New Delhi: An Indian-origin health official is part of a visiting team that is setting up a recruitment desk in Bengaluru to hire Indian nurses for a Canadian province that faces acute labour shortages in its healthcare sector.
Rahul Parayil Girijappan, Director of Critical Care Services with Central Health in Newfoundland and Labrador (NL) province, met graduate nurses who have the academic credentials to qualify for licenses in Canada.
“I am coming to India after three years. I am very much excited to be part of this initiative,” Girijappan, a graduate from Rajiv Gandhi University of Health Science in Bengaluru, told IANS.
Before moving to NL in 2010, he worked as a permanent full-time staff nurse at Grace Medical Centre in India for two years.
“As a leader in the organisation, I know the operational challenges in the system very clearly. We need resources to support the system and robust our workforce, and I hope we can get enough to fill the gaps and meet our demands,” Girijappan told IANS in an email interview.
As part of his job, Girijappan will convince nurses in India that NL is the right place for them to advance as a health-care provider and individual.
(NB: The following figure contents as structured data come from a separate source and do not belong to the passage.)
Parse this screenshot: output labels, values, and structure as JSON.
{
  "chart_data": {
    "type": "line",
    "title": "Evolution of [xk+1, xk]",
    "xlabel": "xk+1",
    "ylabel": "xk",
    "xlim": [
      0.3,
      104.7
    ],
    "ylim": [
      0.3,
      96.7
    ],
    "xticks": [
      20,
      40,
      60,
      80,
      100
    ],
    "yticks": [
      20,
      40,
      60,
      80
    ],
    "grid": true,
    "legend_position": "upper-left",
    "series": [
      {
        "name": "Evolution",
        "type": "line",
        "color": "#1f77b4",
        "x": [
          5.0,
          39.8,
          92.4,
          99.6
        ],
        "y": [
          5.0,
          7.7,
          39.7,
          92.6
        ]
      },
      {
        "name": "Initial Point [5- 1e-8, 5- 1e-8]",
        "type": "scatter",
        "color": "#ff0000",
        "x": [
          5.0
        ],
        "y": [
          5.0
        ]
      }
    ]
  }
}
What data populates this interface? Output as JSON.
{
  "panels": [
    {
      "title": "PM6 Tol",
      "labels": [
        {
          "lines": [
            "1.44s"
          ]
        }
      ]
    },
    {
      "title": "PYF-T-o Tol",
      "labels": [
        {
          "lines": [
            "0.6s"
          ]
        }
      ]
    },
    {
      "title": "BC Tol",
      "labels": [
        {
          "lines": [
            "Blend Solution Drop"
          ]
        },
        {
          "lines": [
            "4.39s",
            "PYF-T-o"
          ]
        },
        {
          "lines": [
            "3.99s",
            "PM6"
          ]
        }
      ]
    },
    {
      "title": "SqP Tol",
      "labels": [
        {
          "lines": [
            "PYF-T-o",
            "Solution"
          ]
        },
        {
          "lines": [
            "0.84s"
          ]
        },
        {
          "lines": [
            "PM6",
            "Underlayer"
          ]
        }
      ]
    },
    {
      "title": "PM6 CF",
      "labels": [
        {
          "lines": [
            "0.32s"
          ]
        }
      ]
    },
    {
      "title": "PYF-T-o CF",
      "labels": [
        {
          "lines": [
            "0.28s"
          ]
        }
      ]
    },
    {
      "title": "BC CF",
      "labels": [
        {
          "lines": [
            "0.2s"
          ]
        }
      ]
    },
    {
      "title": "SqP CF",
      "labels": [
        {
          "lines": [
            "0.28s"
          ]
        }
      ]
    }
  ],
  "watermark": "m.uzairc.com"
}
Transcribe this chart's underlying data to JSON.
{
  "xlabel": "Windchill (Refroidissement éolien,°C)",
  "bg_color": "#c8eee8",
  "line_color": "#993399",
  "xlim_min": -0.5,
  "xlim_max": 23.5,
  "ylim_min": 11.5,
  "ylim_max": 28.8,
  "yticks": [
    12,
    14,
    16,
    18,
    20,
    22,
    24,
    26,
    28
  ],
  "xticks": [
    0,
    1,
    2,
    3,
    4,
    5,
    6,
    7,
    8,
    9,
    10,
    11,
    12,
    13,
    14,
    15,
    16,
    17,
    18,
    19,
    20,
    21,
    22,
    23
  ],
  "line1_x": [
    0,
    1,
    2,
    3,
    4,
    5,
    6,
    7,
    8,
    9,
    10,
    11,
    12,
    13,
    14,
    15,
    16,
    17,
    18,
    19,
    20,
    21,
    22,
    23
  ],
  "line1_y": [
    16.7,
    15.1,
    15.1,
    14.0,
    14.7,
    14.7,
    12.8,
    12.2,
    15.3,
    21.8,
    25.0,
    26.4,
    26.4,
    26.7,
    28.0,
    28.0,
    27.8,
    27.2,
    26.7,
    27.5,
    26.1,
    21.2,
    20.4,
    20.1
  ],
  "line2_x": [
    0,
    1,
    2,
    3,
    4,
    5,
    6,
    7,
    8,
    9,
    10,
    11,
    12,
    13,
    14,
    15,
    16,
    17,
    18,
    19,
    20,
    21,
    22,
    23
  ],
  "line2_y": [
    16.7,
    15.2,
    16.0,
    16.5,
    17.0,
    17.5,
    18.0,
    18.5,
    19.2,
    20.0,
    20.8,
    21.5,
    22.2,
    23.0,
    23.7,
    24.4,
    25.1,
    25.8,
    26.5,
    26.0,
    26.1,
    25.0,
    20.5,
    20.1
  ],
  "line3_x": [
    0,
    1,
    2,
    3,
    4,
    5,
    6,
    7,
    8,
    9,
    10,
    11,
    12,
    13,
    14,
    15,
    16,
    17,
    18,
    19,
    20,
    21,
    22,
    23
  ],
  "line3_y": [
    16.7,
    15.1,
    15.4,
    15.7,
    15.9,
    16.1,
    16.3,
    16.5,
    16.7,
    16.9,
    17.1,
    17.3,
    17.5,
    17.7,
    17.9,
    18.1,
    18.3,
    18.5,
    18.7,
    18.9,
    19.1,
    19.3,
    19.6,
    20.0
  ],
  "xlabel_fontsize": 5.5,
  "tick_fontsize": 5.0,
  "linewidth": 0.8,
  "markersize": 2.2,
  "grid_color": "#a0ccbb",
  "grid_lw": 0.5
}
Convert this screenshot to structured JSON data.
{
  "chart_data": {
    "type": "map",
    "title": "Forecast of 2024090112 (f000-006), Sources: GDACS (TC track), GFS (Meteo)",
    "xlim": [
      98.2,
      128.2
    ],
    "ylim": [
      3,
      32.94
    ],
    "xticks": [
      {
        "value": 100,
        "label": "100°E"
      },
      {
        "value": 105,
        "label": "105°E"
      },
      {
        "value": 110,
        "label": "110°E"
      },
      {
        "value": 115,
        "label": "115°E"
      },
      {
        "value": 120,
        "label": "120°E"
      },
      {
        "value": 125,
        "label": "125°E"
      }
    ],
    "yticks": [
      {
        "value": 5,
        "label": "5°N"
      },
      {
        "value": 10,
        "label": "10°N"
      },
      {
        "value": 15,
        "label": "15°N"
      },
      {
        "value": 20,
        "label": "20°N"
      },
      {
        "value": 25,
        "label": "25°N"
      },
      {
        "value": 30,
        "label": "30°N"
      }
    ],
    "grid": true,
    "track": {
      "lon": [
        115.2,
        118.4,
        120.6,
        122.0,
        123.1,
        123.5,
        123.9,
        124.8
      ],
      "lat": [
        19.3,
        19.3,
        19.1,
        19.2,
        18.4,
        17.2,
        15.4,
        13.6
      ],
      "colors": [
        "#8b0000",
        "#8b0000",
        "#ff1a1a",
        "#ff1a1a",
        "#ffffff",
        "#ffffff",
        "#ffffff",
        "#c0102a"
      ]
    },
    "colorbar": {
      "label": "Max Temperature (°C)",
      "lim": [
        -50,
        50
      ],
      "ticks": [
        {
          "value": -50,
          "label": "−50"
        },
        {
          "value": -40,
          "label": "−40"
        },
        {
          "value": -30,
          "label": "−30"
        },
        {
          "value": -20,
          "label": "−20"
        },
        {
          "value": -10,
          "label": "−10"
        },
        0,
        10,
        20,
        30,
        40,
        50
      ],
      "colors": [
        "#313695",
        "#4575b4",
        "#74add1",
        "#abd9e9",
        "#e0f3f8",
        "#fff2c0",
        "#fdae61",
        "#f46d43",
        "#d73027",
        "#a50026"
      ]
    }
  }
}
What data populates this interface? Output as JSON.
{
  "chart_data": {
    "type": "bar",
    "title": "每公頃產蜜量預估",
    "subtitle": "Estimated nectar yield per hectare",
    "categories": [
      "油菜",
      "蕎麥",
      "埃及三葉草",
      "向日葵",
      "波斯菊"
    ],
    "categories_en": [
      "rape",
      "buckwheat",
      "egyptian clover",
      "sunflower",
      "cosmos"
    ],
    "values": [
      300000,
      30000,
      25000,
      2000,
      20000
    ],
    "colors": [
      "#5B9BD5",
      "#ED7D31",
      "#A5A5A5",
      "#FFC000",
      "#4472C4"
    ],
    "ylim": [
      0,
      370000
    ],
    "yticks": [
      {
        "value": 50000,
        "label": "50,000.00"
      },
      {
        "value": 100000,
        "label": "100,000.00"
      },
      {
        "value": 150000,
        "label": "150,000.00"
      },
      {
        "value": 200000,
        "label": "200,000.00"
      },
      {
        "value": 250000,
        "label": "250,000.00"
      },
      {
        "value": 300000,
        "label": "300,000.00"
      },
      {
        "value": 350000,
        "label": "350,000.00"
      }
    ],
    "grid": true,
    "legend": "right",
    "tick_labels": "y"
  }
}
He said that he had moved to the province with “mixed emotions”. With most of his friends settled in Canada’s prairie provinces, Girijappan wanted to join them, but the friendly, warm and welcoming nature of the people made him stay back.
He currently lives in Grand Falls-Windsor with his wife and two children. His wife is also a registered nurse with Central Health.
After spending 13 years in Canada, Girijappan said he misses his student life in India the most.
“It’s been almost 13 years in Newfoundland, and it is very hard to express what I miss most about India. I miss my childhood and student life period, the life I lived in Bangalore as a student nurse,” Girijappan told IANS.
“Anyone who leaves home to go there (Canada) as a student always cherishes the dream of advancing their life. I know I am experiencing it now due to the hard work I put forward as a student. I am thankful to my teachers, classmates, parents and family (in India) for all the support they provided at that time,” he added.
Girijappan and his team held a series of meetings last month with officials at St Martha’s College of Nursing, a training institution established in 1933.
They also visited the East West Group of Institutions campus in Bengaluru, where a presentation on health employment opportunities was delivered to more than 100 final-year nursing students.
The NL government will also be launching an email portal to engage with nurses from India who are interested in moving to the province.
According to local media reports, nurses in the NL are struggling with burnout due to overtime, and more than 600 jobs lie vacant.
The nurses’ union in the province says 40 per cent of its members are facing 24-hour shifts and high rates of workplace injury and violence.
NL Premier Andrew Furey said addressing a news conference last month that they chose Karnataka as it has more than 100 nursing schools with training similar to Newfoundland and Labrador’s.
Indian government data shows a sharp rise in the demand for Indian nurses post-Covid from several countries like Ireland, Malta, Germany, the Netherlands, Finland, the UK and Belgium.
After the Philippines, India ranks second in the number of nurses working abroad for brighter job opportunities, better salaries and other benefits.